BANQUE AMEX DU CANADA
BANQUE CANADIENNE IMPÉRIALE DE COMMERCE
BANQUE HSBC CANADA
BANQUE LAURENTIENNE DU CANADA
BANQUE MBNA CANADA
BANQUE DE MONTRÉAL
BANQUE NATIONALE DU CANADA
LA BANQUE DE NOUVELLE-ÉCOSSE
BANQUEROYALEDUCANADA
LA BANQUE TORONTO-DOMINION
CAPITAL ONE BANK (CANADA BRANCH)
CITYBANQUE CANADA
Requérantes
c.
LE PROCUREUR GÉNÉRAL DU QUÉBEC
Intimé
et
LE PROCUREUR GÉNÉRAL DU CANADA
RÉAL MARCOTTE
KATHLEEN JOAN GAGNÉ
NORMAND PAINCHAUD
JOËL-CHRISTIAN ST -PIERRE
MARIE CLAUDE BIBAUD
Mis en cause
Jugement rendu sur le banc le 21 janvier 2004
[1] Le Procureur général du Québec présente une requête en irrecevabilité à l'encontre d'une
requête pour jugement déclaratoire des banques requérantes.
[2] Les requérantes demandent essentiellement à la Cour supérieure de déclarer que certains
articles de la Loi sur la protection du consommateur1 soient déclarés constitutionnellement
inapplicables ou inopérants aux contrats de crédits variables conclus avec leurs clients.
[3] Le Procureur général du Québec est d'avis que cette requête est irrecevable et doit comme
telle être rejetée, par la Cour supérieure, dans le cadre de l'exercice de son pouvoir
discrétionnaire.
Le contexte factuel et procédural
[4] En avril 2003, le mis en cause Marcotte signifie à 9 des 12 requérantes une requête pour
autorisation d'exercer un recours collectif dans le dossier 500-06-000197-034.
[5] La procédure du mis en cause Marcotte reproche à ces 9 requérantes d'avoir contrevenu à
certaines dispositions de la Loi sur la protection du consommateur et demande à la Cour
l'imposition de pénalités.
[6] La requérante, Banque HSBC, n'est pas partie à la procédure de Marcotte mais est par ailleurs
intimée dans une autre requête pour autorisation d'exercer un recours collectif dans le dossier
numéro 500-06-000221-040 de cette Cour.
[7] Les requérantes Capital One Bank (Canada Branch) et Banque MBNA Canada sont aussi
parties dans un autre dossier de même nature portant le numéro 500-06000203-030.

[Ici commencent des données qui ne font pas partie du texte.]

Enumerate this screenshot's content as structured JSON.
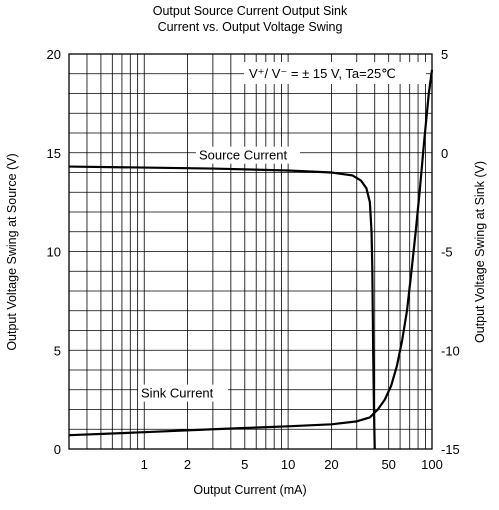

[8] Dans tous ces recours les requérants reprochent aux banques requérantes et d'autres
institutions financières des infractions à la. Loi sur la protection du consommateur.
[9] Dans le dossier Marcotte les banques requérantes signifient au Procureur général du Québec
un avis d'intention selon l'article 95 du Code de procédure civile de soulever certains moyens
constitutionnels visant à rendre constitutionnellement inapplicables certaines dispositions de la
Loi sur la protection du consommateur.
[10] Le 10 juillet 2003, les parties intimées à la procédure Marcotte, parmi lesquelles se trouvent
9 des banques requérantes sur la procédure pour jugement déclaratoire, présentent une requête
pour permission d'interroger le requérant Marcotte et, contester par écrit.
[11] Dans cette requête tout comme dans les avis donnés au Procureur général du Québec sous
l'article 95 C.p.c. elles soulèvent la complexité de l'application du droit aux faits est annoncent
leur intention de produire une défense de nature constitutionnelle détaillée.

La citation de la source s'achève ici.